Atula Abeysekera HonFREng, FCGI is a British Engineer, a Professor and an expert in Enterprise Risk Management in Financial Services.

== Early life ==
Abeysekera was born in London, England and spent his early childhood in Sri Lanka, before returning to the United Kingdom. He graduated in civil engineering from Imperial College, London in 1981.

== Career ==
After graduating, Abeysekera then spent four years working as a civil engineer before deciding to pursue a career in Financial Services. He then went on to work for various Financial institutions such as KPMG, Morgan Stanley, Fidelity, Lazard and Schroders.

He was appointed by the Secretary State of Housing, Communities and Local Government to drive forward the building safety programme following the Grenfell tragedy. He remains a member of the Industry Safety Steering Group (ISSG).

Abeysekera is also a member of The Worshipful Company of International Bankers.

He is currently a professor of Practice in Risk Management at Imperial College and a member of the Court.

=== Notable Publications & Work ===
Abeysekera's publications have been republished by professional publications and a think tank.
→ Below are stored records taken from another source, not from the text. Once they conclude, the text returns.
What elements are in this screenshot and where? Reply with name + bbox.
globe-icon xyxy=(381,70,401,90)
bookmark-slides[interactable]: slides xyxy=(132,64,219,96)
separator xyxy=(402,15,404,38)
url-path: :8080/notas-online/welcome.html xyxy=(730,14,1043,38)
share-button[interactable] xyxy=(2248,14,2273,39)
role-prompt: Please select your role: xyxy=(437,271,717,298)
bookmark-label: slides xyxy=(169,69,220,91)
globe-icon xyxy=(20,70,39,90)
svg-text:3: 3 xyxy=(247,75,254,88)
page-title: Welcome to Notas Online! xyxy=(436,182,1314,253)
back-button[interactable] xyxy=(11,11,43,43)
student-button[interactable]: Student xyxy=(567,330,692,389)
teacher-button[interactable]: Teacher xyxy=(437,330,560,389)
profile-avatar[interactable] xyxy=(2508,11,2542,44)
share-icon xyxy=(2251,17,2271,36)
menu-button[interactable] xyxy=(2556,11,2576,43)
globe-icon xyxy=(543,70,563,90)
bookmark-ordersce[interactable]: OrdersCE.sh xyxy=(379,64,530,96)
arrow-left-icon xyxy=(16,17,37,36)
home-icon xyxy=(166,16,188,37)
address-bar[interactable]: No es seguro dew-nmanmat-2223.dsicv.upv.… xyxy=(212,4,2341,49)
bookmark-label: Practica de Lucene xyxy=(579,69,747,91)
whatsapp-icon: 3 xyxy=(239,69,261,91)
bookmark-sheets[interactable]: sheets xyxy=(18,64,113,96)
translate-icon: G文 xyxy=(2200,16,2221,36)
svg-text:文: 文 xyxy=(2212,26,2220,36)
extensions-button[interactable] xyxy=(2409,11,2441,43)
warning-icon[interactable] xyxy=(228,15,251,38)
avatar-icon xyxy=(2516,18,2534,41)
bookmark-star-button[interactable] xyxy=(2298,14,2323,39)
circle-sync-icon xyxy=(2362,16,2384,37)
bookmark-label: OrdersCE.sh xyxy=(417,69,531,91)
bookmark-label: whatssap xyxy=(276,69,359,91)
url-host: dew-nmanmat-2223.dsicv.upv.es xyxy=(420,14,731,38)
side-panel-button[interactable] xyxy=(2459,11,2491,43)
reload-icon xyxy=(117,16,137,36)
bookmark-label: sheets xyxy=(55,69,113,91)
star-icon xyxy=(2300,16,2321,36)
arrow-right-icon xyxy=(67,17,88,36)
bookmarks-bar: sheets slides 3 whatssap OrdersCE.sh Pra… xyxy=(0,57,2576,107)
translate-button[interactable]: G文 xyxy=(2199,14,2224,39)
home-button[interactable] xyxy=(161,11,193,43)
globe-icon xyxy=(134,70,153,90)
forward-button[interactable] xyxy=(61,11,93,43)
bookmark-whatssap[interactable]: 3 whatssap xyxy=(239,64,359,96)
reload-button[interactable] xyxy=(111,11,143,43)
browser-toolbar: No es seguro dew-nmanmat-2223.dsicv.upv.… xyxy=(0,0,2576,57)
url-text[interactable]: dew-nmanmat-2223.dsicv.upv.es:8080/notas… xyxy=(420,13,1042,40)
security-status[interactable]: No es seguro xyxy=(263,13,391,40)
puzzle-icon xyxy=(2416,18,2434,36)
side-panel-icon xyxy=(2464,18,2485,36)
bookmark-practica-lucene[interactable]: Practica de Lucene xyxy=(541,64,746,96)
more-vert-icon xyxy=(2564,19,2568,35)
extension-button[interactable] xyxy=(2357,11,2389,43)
He is the author of the policy paper 'Black Swans means business'.

He is the author of the book 'What's the small idea? - Innovation and Risk Culture in Government'.

Abeysekera is frequently a speaker on Black Swans in Risk management.

On the 7th of December 2022, Abeysekera gave his well received Inaugural Lecture entitled 'Engineering a Better World' at Imperial College.

== Awards ==
In 2017, Abeysekera was awarded Fellowship by the City and Guilds of London Institute.

He is also a recipient of The Freedom of the City of London.

In 2024, Abeysekera was elected as an honorary fellow of the Royal Academy of Engineering for exceptional contributions to engineering.